Biographer: Complicated Edwards legacy includes a lot of positive for Louisiana

Edwin Edwards
Photo credit AP Images

Among those who weighed in on the legacy of former Louisiana governor Edwin Edwards after his death at the age of 93, perhaps no one has as much insight as the man who interviewed him extensively for his authorized biography.

Leo Honeycutt published “Edwin Edwards: Governor of Louisiana” in 2009, and he joined WWL Radio after Edwards’s passing on Monday.

Honeycutt said Edwards’s upbringing imbued him with a sense of justice for the poor, describing his early work helping level the playing field when it came to oil and gas leases in the Cajun-dominated parts of the Louisiana swamps.

“Because he could speak their language and he could also deal with the oil people in New York,” Honeycutt said, “He really got a reputation there for sticking up for the people who really didn’t have the chutzpah to fight the monolith of the corporation.”

“He got good deals for them where before they were pretty much giving away their land,” Honeycutt said.

Honeycutt also credited Edwards for keeping the NFL’s Saints in New Orleans by facilitating the team’s sale in the early 80s.

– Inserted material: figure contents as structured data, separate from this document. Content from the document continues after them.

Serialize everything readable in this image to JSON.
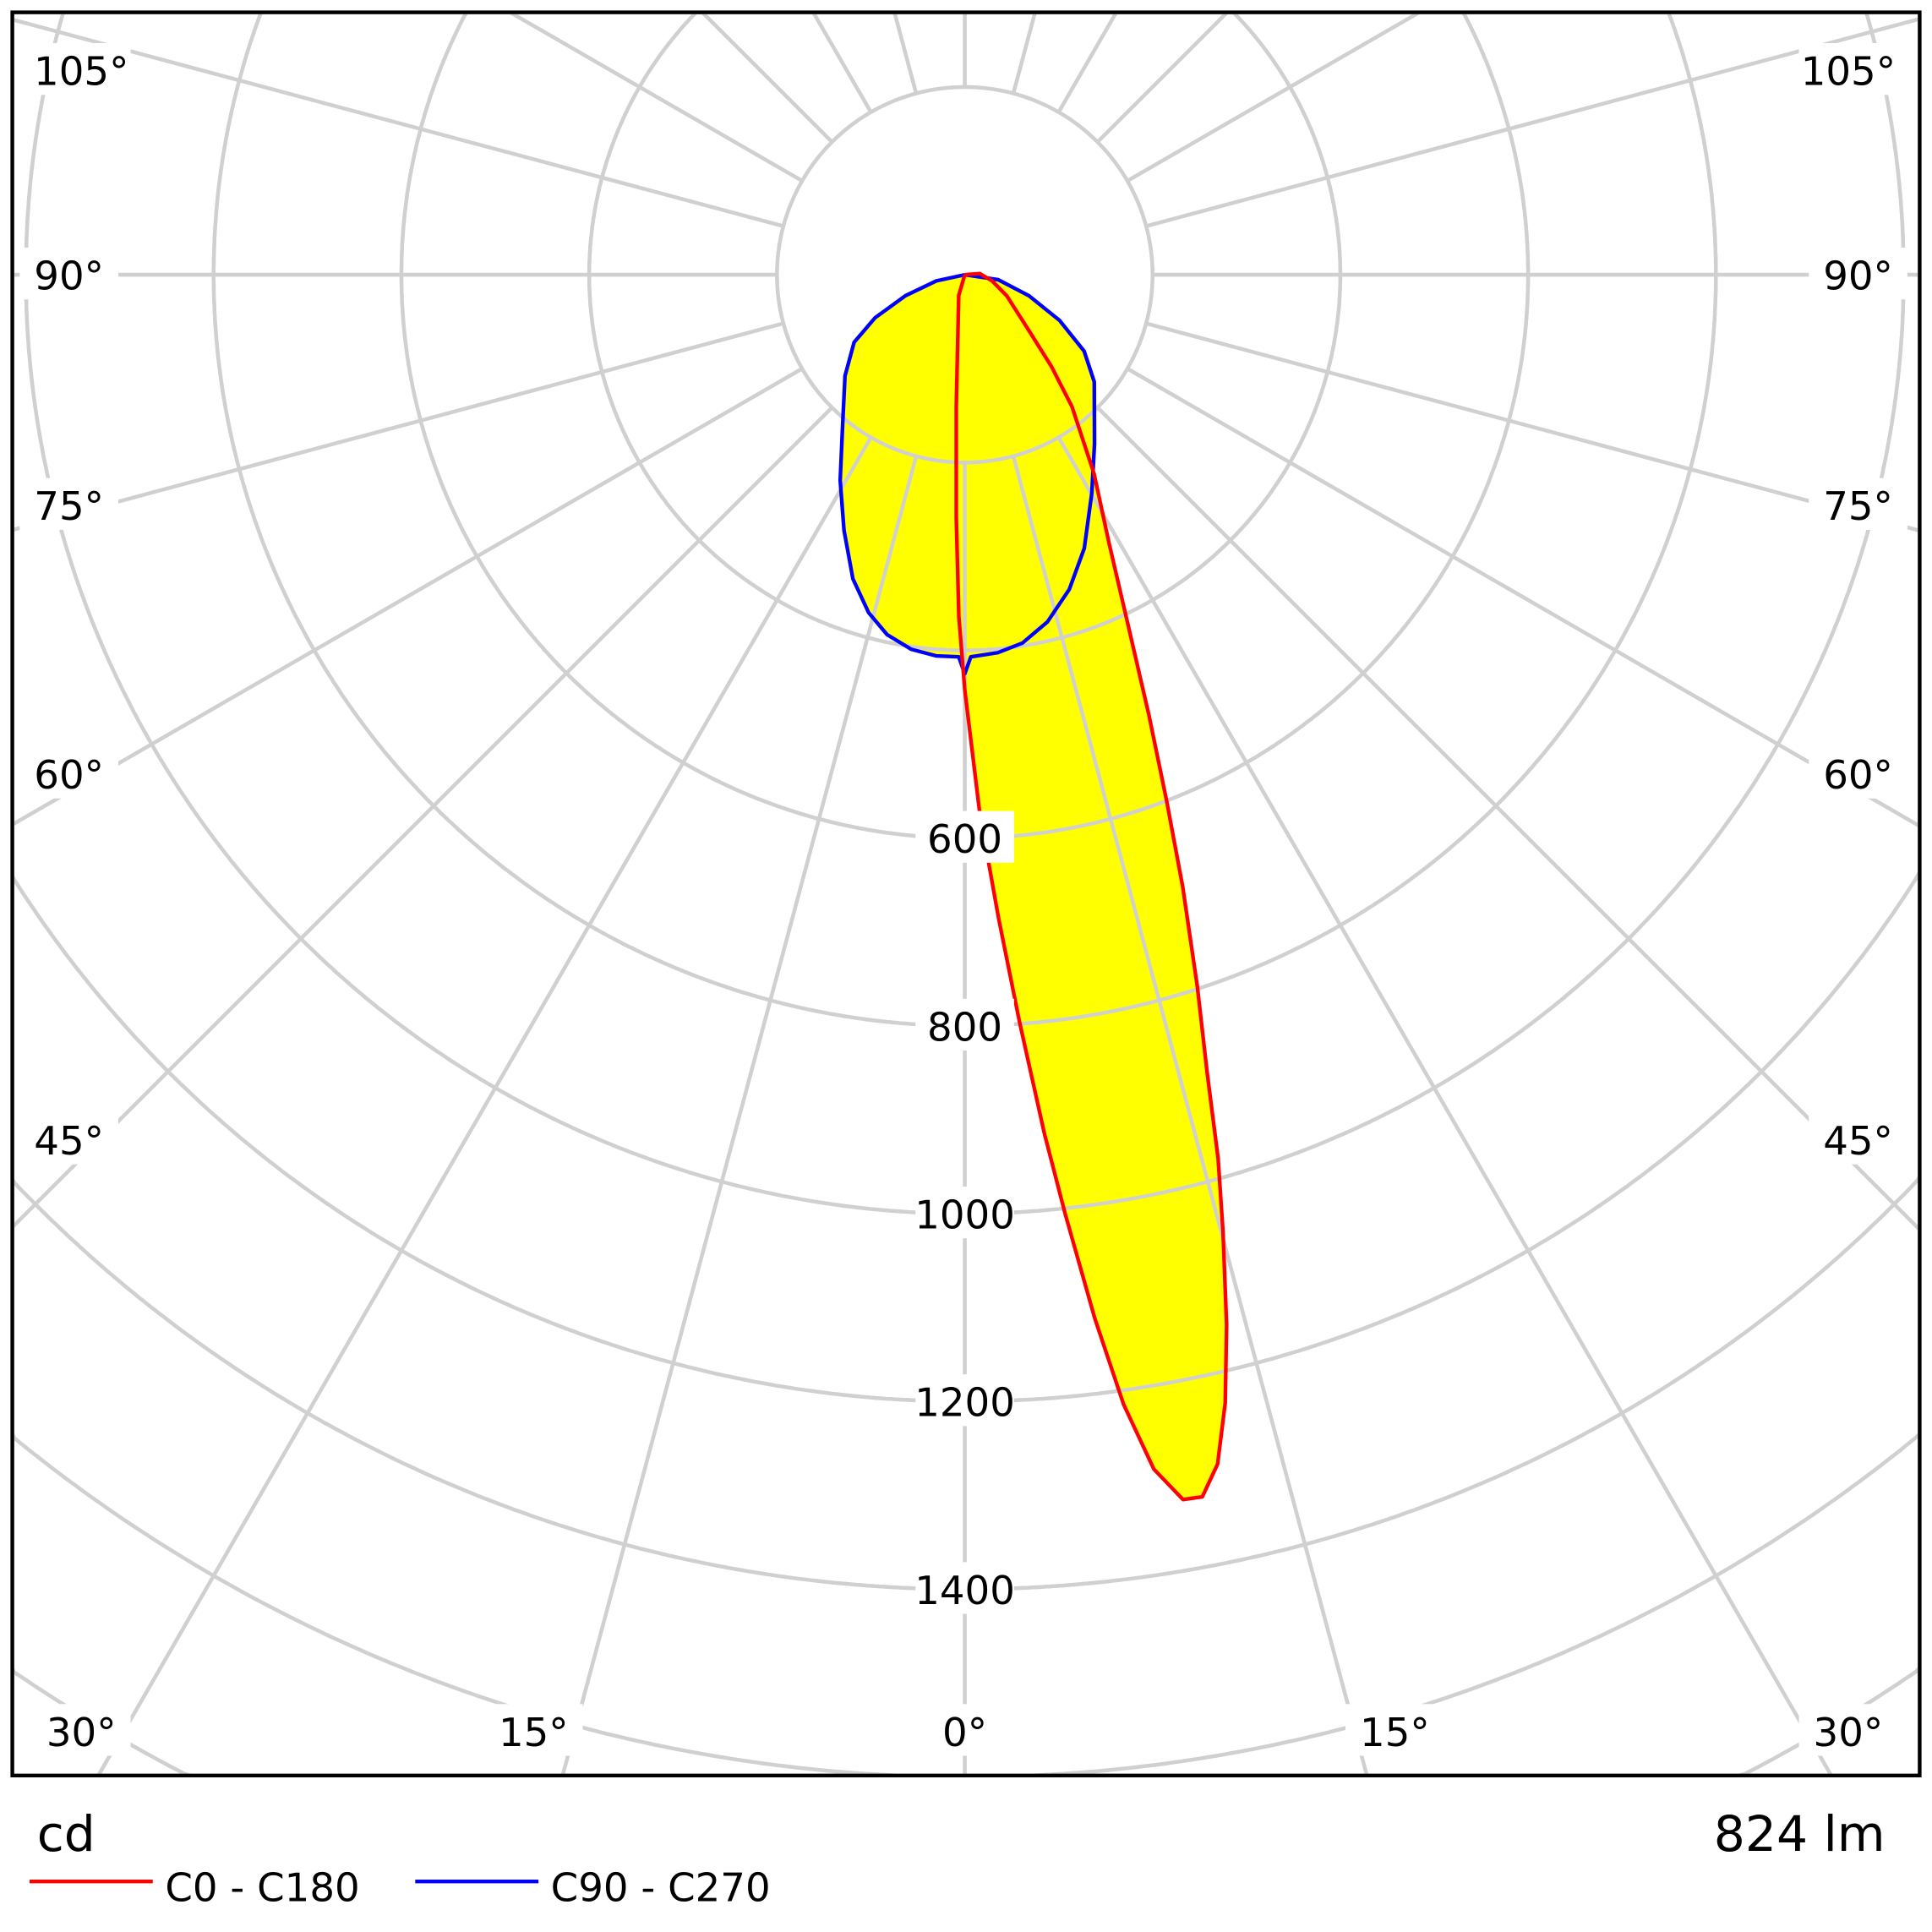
{
  "chart_data": {
    "type": "polar",
    "unit_label": "cd",
    "flux_label": "824 lm",
    "radial_max": 1400,
    "radial_step": 200,
    "radial_tick_labels": [
      "600",
      "800",
      "1000",
      "1200",
      "1400"
    ],
    "radial_tick_values": [
      600,
      800,
      1000,
      1200,
      1400
    ],
    "angle_step": 15,
    "angle_labels": {
      "left": [
        "105°",
        "90°",
        "75°",
        "60°",
        "45°",
        "30°",
        "15°"
      ],
      "center": "0°",
      "right": [
        "15°",
        "30°",
        "45°",
        "60°",
        "75°",
        "90°",
        "105°"
      ]
    },
    "grid": true,
    "fill_color": "#ffff00",
    "grid_color": "#d0d0d0",
    "series": [
      {
        "name": "C0 - C180",
        "color": "#ff0000",
        "points": [
          [
            -16.4,
            23
          ],
          [
            -3.7,
            141
          ],
          [
            -2.0,
            259
          ],
          [
            -1.0,
            364
          ],
          [
            0,
            442
          ],
          [
            1.6,
            574
          ],
          [
            3.0,
            686
          ],
          [
            4.2,
            799
          ],
          [
            5.3,
            919
          ],
          [
            6.1,
            1006
          ],
          [
            7.1,
            1120
          ],
          [
            8.0,
            1215
          ],
          [
            9.0,
            1288
          ],
          [
            10.1,
            1325
          ],
          [
            11.0,
            1326
          ],
          [
            12.0,
            1295
          ],
          [
            13.0,
            1233
          ],
          [
            14.0,
            1153
          ],
          [
            15.1,
            1056
          ],
          [
            16.0,
            979
          ],
          [
            16.9,
            888
          ],
          [
            18.1,
            797
          ],
          [
            19.6,
            692
          ],
          [
            21.0,
            600
          ],
          [
            22.7,
            508
          ],
          [
            25.1,
            408
          ],
          [
            28.3,
            324
          ],
          [
            33.0,
            253
          ],
          [
            39.1,
            181
          ],
          [
            43.4,
            134
          ],
          [
            49.1,
            90
          ],
          [
            63.4,
            50
          ],
          [
            77.2,
            30
          ],
          [
            94.8,
            16
          ]
        ]
      },
      {
        "name": "C90 - C270",
        "color": "#0000ff",
        "points": [
          [
            -77.7,
            31
          ],
          [
            -70.5,
            67
          ],
          [
            -64.4,
            106
          ],
          [
            -58.6,
            138
          ],
          [
            -49.8,
            167
          ],
          [
            -40.2,
            201
          ],
          [
            -31.2,
            256
          ],
          [
            -25.3,
            301
          ],
          [
            -20.2,
            345
          ],
          [
            -15.9,
            374
          ],
          [
            -12.2,
            392
          ],
          [
            -8.1,
            403
          ],
          [
            -4.3,
            407
          ],
          [
            -0.9,
            407
          ],
          [
            0,
            425
          ],
          [
            0.9,
            407
          ],
          [
            5.0,
            404
          ],
          [
            8.9,
            397
          ],
          [
            13.4,
            380
          ],
          [
            18.4,
            353
          ],
          [
            23.6,
            318
          ],
          [
            30.2,
            269
          ],
          [
            37.5,
            227
          ],
          [
            50.4,
            179
          ],
          [
            57.4,
            151
          ],
          [
            64.3,
            112
          ],
          [
            71.9,
            72
          ],
          [
            81.6,
            36
          ]
        ]
      }
    ]
  }
}
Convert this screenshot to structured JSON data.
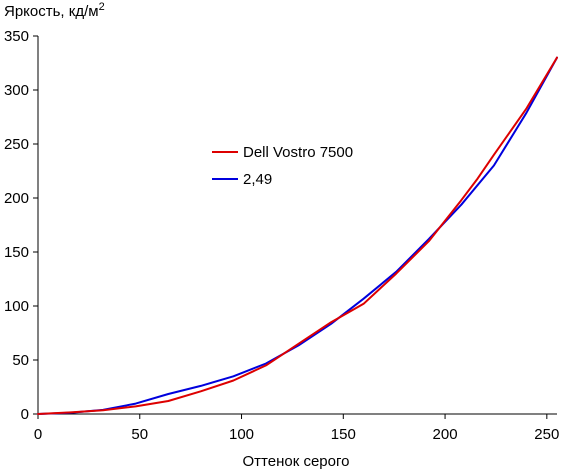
{
  "chart_data": {
    "type": "line",
    "title": "",
    "ylabel": "Яркость, кд/м",
    "ylabel_superscript": "2",
    "xlabel": "Оттенок серого",
    "xlim": [
      0,
      255
    ],
    "ylim": [
      0,
      350
    ],
    "x_ticks": [
      0,
      50,
      100,
      150,
      200,
      250
    ],
    "y_ticks": [
      0,
      50,
      100,
      150,
      200,
      250,
      300,
      350
    ],
    "grid": false,
    "legend_position": "center-left",
    "series": [
      {
        "name": "Dell Vostro 7500",
        "color": "#dd0000",
        "x": [
          0,
          16,
          32,
          48,
          64,
          80,
          96,
          112,
          128,
          144,
          160,
          176,
          192,
          208,
          216,
          224,
          240,
          255
        ],
        "y": [
          0,
          1.5,
          3.5,
          7,
          12,
          21,
          31,
          45,
          65,
          85,
          102,
          130,
          160,
          198,
          218,
          240,
          283,
          330
        ]
      },
      {
        "name": "2,49",
        "color": "#0000dd",
        "x": [
          0,
          16,
          32,
          48,
          64,
          80,
          96,
          112,
          128,
          144,
          160,
          176,
          192,
          208,
          224,
          240,
          255
        ],
        "y": [
          0,
          1.1,
          3.8,
          9.6,
          18.5,
          26.0,
          34.9,
          46.8,
          63.5,
          83.5,
          106.8,
          131.7,
          161.9,
          193.8,
          230.1,
          279.0,
          330
        ]
      }
    ]
  }
}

“Edwards called up Tom Benson and said, ‘Look, I want you to be part of a group that will buy the Saints and keep them in Louisiana,’” Honeycutt said. “So Benson tells the story of how he went down to the conference room to meet with [former Saints owner John] Mecom. And he said, ‘Where’s everybody else?’ And John said, ‘You ARE everybody else.’”

Eventually, Benson would spearhead a group that bought the Saints in 1985, keeping them from relocating to San Antonio.

Honeycutt said Edwards was hesitant to detail the events that led to his incarceration in his biography, but that he relented in the end.

“We came to an agreement on that,” Honeycutt said. “And I assured him that everybody already knew almost all the bad, so you might as well hit it head-on. And he eventually agreed with that.”